The Hunter-Gatherer Space (‘Real Life’): at the core of this metaphor is ‘learning by doing’, with both the application of knowledge ‘to’ life and direct learning ‘from’ life. At its heart lies the idea of ‘relevance’ which is an essential component of motivation and ‘deep learning’. Tribal members may have heard someone describe hunting or talking about gathering techniques around a campfire but until they have gone out and experienced them as part of the development of practical mastery, there is always ‘something missing’. Much of current school life is spent within the confines of secure ‘campfire’ space and the majority of this time is spent on what Thornburg calls ‘just in case’ learning – passive shallow learning about things that one ‘might need’ later if one can recall them.

But he advocates ‘just in time’ learning by relating learning to practical tasks that are undertaken ‘for real’. The Charter School movement in the USA is devoted to ‘real’ learning with a real ‘product’ at the end of a real ‘process’ (be it a book, a play, a poem or a lampshade). Currently children tend to write stories to get a mark from a teacher rather than for a real audience. The goal here is to foster ‘motivated engagement’ through learning that is ‘applied’ to real-life problems with real outcomes – be it a product or performance. The ‘spaces’ needed for this kind of learning calls for the whole campus – and beyond – to be turned into a practical learning area. It is for this reason that the whole campus has been designed as an extension of the school buildings with the ‘campus-as-classroom’.

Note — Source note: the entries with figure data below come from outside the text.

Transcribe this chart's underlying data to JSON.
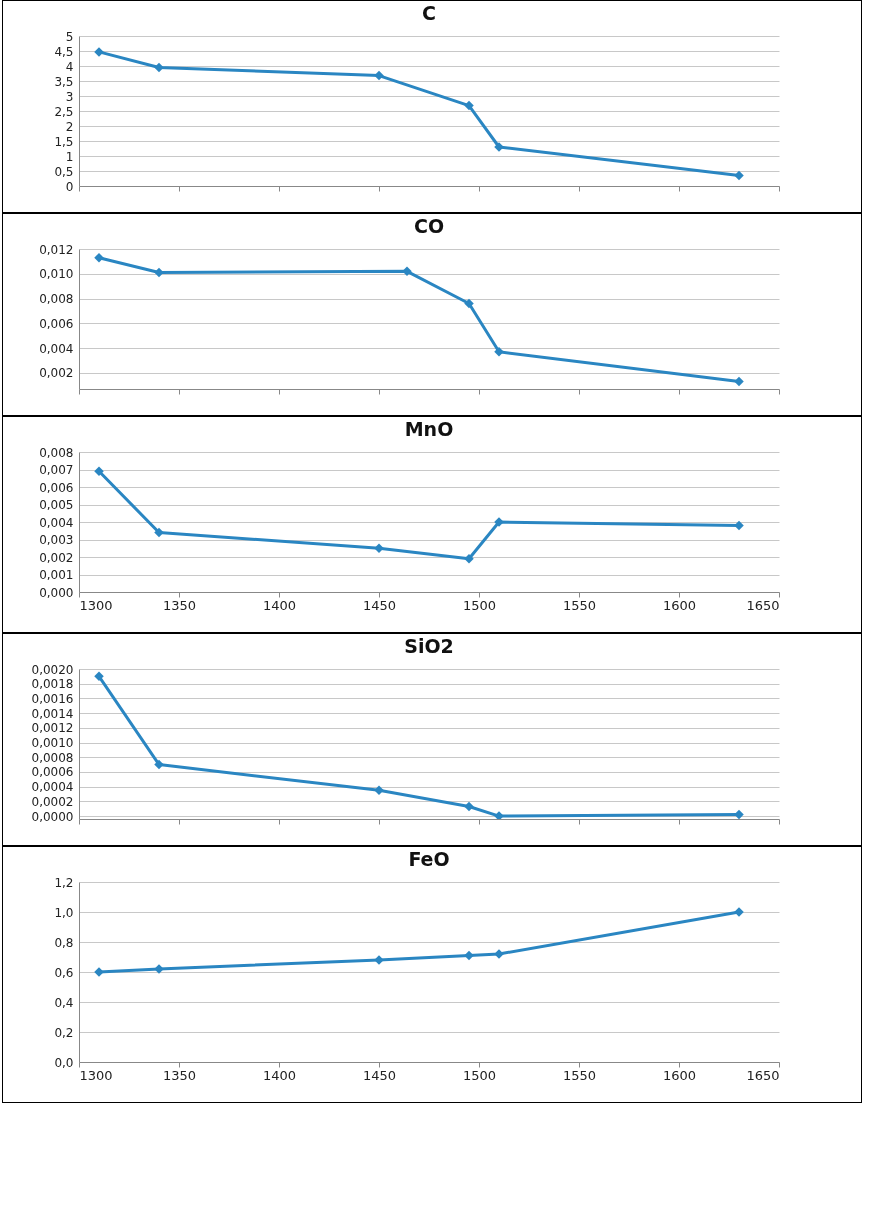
{
  "chart_data": [
    {
      "type": "line",
      "title": "C",
      "x": [
        1310,
        1340,
        1450,
        1495,
        1510,
        1630
      ],
      "values": [
        4.47,
        3.95,
        3.68,
        2.68,
        1.3,
        0.35
      ],
      "color": "#2a86c2",
      "marker": "diamond",
      "grid": "y",
      "tick_labels": "y",
      "xlim": [
        1300,
        1650
      ],
      "xticks": [
        1300,
        1350,
        1400,
        1450,
        1500,
        1550,
        1600,
        1650
      ],
      "ylim": [
        0,
        5
      ],
      "yticks": [
        0,
        {
          "value": 0.5,
          "label": "0,5"
        },
        1,
        {
          "value": 1.5,
          "label": "1,5"
        },
        2,
        {
          "value": 2.5,
          "label": "2,5"
        },
        3,
        {
          "value": 3.5,
          "label": "3,5"
        },
        4,
        {
          "value": 4.5,
          "label": "4,5"
        },
        5
      ]
    },
    {
      "type": "line",
      "title": "CO",
      "x": [
        1310,
        1340,
        1464,
        1495,
        1510,
        1630
      ],
      "values": [
        0.0113,
        0.0101,
        0.0102,
        0.0076,
        0.0037,
        0.0013
      ],
      "color": "#2a86c2",
      "marker": "diamond",
      "grid": "y",
      "tick_labels": "y",
      "xlim": [
        1300,
        1650
      ],
      "xticks": [
        1300,
        1350,
        1400,
        1450,
        1500,
        1550,
        1600,
        1650
      ],
      "ylim": [
        0.0007,
        0.012
      ],
      "yticks": [
        {
          "value": 0.002,
          "label": "0,002"
        },
        {
          "value": 0.004,
          "label": "0,004"
        },
        {
          "value": 0.006,
          "label": "0,006"
        },
        {
          "value": 0.008,
          "label": "0,008"
        },
        {
          "value": 0.01,
          "label": "0,010"
        },
        {
          "value": 0.012,
          "label": "0,012"
        }
      ]
    },
    {
      "type": "line",
      "title": "MnO",
      "x": [
        1310,
        1340,
        1450,
        1495,
        1510,
        1630
      ],
      "values": [
        0.0069,
        0.0034,
        0.0025,
        0.0019,
        0.004,
        0.0038
      ],
      "color": "#2a86c2",
      "marker": "diamond",
      "grid": "y",
      "xlim": [
        1300,
        1650
      ],
      "xticks": [
        1300,
        1350,
        1400,
        1450,
        1500,
        1550,
        1600,
        1650
      ],
      "ylim": [
        0,
        0.008
      ],
      "yticks": [
        {
          "value": 0,
          "label": "0,000"
        },
        {
          "value": 0.001,
          "label": "0,001"
        },
        {
          "value": 0.002,
          "label": "0,002"
        },
        {
          "value": 0.003,
          "label": "0,003"
        },
        {
          "value": 0.004,
          "label": "0,004"
        },
        {
          "value": 0.005,
          "label": "0,005"
        },
        {
          "value": 0.006,
          "label": "0,006"
        },
        {
          "value": 0.007,
          "label": "0,007"
        },
        {
          "value": 0.008,
          "label": "0,008"
        }
      ]
    },
    {
      "type": "line",
      "title": "SiO2",
      "x": [
        1310,
        1340,
        1450,
        1495,
        1510,
        1630
      ],
      "values": [
        0.0019,
        0.0007,
        0.00035,
        0.00013,
        0.0,
        2e-05
      ],
      "color": "#2a86c2",
      "marker": "diamond",
      "grid": "y",
      "tick_labels": "y",
      "xlim": [
        1300,
        1650
      ],
      "xticks": [
        1300,
        1350,
        1400,
        1450,
        1500,
        1550,
        1600,
        1650
      ],
      "ylim": [
        -4e-05,
        0.002
      ],
      "yticks": [
        {
          "value": 0,
          "label": "0,0000"
        },
        {
          "value": 0.0002,
          "label": "0,0002"
        },
        {
          "value": 0.0004,
          "label": "0,0004"
        },
        {
          "value": 0.0006,
          "label": "0,0006"
        },
        {
          "value": 0.0008,
          "label": "0,0008"
        },
        {
          "value": 0.001,
          "label": "0,0010"
        },
        {
          "value": 0.0012,
          "label": "0,0012"
        },
        {
          "value": 0.0014,
          "label": "0,0014"
        },
        {
          "value": 0.0016,
          "label": "0,0016"
        },
        {
          "value": 0.0018,
          "label": "0,0018"
        },
        {
          "value": 0.002,
          "label": "0,0020"
        }
      ]
    },
    {
      "type": "line",
      "title": "FeO",
      "x": [
        1310,
        1340,
        1450,
        1495,
        1510,
        1630
      ],
      "values": [
        0.6,
        0.62,
        0.68,
        0.71,
        0.72,
        1.0
      ],
      "color": "#2a86c2",
      "marker": "diamond",
      "grid": "y",
      "xlim": [
        1300,
        1650
      ],
      "xticks": [
        1300,
        1350,
        1400,
        1450,
        1500,
        1550,
        1600,
        1650
      ],
      "ylim": [
        0,
        1.2
      ],
      "yticks": [
        {
          "value": 0,
          "label": "0,0"
        },
        {
          "value": 0.2,
          "label": "0,2"
        },
        {
          "value": 0.4,
          "label": "0,4"
        },
        {
          "value": 0.6,
          "label": "0,6"
        },
        {
          "value": 0.8,
          "label": "0,8"
        },
        {
          "value": 1.0,
          "label": "1,0"
        },
        {
          "value": 1.2,
          "label": "1,2"
        }
      ]
    }
  ]
}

The Wilderness: To Thornburg’s four conceptions we have added the idea of ‘The Wilderness’. It is clear from the way that primordial man spread out of Africa and across land bridges to every corner of the globe, that, at key points in the life of a tribal group (usually when it reached around 150 members), sub-groups have set off into the wilderness to establish a new community. The ubiquity of the modern ‘gap year’ is a good example of the pioneering dimension of the human spirit but it is one that is fostered on every trip beyond the bounds of the school – the ‘known’ – into what, for the child, is often ‘the unknown’. We aim to ‘go beyond’ the confines of the campus and into the wider environment – local, regional, national, global – to seek out engaging spaces for learning, both virtually and in reality.

By linking pedagogy and space with aspects of human learning that are grounded in our evolutionary past, we have used these concepts as part of a dialogue about how we create and use space in a 21st century learning organisation.